London: Scientists have recreated 305 million-year-old insects which they claim were early ancestors of the cockroach.
Scientists from Manchester University had little to go on other than small holes left in a rock by the decomposing bodies of the insects, but by scanning the `fossils` in a CT scanner - along with 3,000 X-ray scans, they were able to re-produce the insects down to the smallest details.
It allowed the team to learn about the biology, lifestyle and diet of the two long-extinct insects - one of which came with sharp spines to help it avoid predators, the `Daily Mail` reported.
The process is analogous to how scientists could re-create the long-dead citizens of Pompeii by pouring plaster into gaps left in the volcanic ash.

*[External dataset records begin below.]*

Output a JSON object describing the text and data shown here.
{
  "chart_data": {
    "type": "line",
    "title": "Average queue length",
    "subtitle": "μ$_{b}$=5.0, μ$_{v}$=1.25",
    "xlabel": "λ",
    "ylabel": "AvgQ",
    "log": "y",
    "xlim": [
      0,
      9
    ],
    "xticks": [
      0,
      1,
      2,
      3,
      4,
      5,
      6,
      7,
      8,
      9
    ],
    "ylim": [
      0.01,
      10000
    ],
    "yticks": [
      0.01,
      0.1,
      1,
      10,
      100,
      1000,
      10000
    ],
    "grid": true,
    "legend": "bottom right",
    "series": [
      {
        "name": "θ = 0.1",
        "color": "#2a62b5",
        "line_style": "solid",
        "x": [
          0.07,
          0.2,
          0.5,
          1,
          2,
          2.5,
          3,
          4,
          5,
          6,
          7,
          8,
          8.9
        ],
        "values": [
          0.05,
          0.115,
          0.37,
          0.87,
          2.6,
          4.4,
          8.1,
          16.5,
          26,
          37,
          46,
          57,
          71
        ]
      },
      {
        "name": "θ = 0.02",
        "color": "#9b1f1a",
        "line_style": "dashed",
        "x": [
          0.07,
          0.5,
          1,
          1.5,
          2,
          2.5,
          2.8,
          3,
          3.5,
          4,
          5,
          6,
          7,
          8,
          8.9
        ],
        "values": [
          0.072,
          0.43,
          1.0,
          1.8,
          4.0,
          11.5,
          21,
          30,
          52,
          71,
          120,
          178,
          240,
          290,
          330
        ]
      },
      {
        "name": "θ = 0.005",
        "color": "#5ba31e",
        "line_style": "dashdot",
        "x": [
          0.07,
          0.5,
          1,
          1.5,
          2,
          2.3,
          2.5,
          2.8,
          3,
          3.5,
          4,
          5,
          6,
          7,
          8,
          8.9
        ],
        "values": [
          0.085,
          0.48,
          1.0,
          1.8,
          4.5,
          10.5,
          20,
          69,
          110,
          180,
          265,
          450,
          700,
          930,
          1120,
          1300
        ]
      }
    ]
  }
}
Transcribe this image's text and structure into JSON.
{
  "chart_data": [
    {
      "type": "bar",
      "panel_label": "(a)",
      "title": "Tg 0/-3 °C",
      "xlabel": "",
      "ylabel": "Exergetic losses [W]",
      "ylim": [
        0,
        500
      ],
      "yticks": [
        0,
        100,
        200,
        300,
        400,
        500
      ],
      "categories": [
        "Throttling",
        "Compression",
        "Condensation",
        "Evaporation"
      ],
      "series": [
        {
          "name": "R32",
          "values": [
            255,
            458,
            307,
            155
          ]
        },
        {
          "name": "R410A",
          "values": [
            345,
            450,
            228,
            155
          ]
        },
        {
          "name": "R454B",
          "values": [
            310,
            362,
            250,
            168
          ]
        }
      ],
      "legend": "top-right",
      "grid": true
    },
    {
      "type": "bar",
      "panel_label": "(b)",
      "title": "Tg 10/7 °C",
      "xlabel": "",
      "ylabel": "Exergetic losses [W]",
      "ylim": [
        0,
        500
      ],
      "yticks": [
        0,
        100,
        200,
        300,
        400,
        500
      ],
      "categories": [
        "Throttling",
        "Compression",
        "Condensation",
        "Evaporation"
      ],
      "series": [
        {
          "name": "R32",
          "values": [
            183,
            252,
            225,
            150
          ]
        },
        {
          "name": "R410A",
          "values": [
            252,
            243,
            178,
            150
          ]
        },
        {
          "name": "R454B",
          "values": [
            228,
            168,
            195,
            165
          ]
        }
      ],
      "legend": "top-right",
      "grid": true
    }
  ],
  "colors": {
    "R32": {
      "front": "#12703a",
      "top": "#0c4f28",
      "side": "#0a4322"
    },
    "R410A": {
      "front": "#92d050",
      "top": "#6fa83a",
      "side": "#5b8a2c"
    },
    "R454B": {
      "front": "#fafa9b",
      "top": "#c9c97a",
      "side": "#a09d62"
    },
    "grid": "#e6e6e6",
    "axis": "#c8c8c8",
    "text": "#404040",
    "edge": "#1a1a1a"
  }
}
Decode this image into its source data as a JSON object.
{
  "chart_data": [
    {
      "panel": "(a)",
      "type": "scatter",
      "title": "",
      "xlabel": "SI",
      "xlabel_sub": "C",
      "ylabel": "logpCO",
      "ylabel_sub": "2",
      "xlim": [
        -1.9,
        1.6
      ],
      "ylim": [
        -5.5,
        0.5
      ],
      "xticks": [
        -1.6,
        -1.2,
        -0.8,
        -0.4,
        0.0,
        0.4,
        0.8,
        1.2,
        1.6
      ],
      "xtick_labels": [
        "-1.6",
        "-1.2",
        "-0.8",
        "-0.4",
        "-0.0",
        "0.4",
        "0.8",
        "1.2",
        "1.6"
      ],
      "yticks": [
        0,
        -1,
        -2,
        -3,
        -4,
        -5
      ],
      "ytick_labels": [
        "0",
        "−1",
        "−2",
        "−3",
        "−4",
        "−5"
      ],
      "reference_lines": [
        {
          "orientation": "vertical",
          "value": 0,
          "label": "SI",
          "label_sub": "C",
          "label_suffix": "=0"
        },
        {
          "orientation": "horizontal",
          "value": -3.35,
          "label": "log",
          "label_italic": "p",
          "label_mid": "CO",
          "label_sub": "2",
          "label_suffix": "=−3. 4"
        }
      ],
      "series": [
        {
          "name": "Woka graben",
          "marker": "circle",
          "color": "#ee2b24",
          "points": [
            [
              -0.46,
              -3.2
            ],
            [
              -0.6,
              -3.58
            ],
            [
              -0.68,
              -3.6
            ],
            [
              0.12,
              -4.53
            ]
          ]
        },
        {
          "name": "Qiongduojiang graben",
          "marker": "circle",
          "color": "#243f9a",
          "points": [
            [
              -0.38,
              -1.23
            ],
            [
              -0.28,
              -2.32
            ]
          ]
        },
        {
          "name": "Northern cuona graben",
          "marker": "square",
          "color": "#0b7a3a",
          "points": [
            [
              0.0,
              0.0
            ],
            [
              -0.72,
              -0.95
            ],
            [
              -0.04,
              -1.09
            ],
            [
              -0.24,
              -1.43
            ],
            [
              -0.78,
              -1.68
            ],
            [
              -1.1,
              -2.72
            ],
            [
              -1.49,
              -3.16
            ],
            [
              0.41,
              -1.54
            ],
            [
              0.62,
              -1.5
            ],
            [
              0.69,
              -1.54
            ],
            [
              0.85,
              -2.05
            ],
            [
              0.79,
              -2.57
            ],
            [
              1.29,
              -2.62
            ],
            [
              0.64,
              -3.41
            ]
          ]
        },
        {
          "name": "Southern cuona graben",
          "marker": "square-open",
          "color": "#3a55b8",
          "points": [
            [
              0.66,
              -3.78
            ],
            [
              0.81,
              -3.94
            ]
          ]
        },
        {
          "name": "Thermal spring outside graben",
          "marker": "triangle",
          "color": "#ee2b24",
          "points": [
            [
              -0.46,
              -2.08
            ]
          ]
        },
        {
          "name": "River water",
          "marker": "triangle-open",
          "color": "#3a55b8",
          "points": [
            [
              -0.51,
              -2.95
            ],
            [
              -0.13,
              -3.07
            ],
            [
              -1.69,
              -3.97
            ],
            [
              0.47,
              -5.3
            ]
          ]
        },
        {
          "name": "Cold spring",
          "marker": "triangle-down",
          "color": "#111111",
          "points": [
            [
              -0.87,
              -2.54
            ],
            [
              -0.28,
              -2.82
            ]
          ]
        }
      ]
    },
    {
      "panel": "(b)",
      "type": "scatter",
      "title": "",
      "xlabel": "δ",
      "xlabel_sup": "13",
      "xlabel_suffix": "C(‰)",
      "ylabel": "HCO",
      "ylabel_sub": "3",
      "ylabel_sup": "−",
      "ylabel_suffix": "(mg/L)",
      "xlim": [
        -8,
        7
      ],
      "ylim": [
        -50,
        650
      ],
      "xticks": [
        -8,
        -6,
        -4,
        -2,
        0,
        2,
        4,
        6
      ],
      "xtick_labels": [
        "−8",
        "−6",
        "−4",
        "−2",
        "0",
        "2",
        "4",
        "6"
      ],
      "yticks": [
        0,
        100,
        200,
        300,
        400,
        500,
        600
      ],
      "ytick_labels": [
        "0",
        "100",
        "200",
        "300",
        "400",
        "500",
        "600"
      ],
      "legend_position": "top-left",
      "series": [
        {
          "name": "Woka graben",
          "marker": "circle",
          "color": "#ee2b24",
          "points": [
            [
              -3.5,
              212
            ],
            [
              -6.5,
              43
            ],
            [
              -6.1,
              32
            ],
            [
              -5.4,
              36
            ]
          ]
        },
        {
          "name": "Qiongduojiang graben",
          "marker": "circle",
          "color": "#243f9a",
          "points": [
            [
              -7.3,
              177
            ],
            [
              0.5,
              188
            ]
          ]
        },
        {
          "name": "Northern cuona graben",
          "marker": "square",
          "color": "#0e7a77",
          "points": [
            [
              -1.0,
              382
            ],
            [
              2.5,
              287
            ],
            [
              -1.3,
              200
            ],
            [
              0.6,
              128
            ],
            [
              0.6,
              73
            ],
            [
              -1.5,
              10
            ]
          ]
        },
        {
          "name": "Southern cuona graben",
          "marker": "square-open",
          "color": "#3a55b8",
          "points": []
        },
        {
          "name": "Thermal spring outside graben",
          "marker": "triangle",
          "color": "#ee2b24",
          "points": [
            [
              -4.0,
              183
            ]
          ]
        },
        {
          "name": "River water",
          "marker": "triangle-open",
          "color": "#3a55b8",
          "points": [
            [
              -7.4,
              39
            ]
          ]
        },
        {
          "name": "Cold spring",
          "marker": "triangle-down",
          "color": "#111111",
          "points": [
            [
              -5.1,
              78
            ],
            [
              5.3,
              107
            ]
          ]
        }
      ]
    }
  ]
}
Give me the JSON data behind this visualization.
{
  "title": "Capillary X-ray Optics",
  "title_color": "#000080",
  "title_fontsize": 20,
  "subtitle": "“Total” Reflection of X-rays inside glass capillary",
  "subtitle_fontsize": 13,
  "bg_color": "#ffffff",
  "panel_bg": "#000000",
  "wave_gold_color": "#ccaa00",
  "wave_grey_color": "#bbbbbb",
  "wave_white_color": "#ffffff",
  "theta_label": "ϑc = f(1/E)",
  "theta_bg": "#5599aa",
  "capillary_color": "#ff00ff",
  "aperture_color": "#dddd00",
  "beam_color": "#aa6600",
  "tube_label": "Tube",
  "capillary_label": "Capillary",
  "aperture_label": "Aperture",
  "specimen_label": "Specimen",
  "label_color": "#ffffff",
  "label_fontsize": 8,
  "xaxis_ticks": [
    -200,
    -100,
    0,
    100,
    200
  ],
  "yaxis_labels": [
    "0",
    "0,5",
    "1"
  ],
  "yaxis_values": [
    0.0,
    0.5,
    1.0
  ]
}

Both are members of a group called the Polyneoptera, which includes roaches, mantises, crickets, grasshoppers and earwigs.
One of the insects reconstructed by the scientists is characterised by a large number of sharp spines. It is a new species and genus which does not exist today.
The other is an early predecessor of one of the great survivors of the insect world, the cockroach, and is one of the best preserved examples of this age ever seen by insect palaeontologists.
Researchers suspect from its well preserved mouthparts that it survived by eating rotting litter from the forest floor.
Taking over 3,000 X-rays from different angles, the scientists were able to create 2,000 slices showing the fossil in cross section.
From these slices the researchers created 3D digital reconstructions of the fossils.
"The most dramatic change is seen in insects like butterflies, which change from a larva, to chrysalis, to adult," said Dr Russell Garwood of the University of Manchester.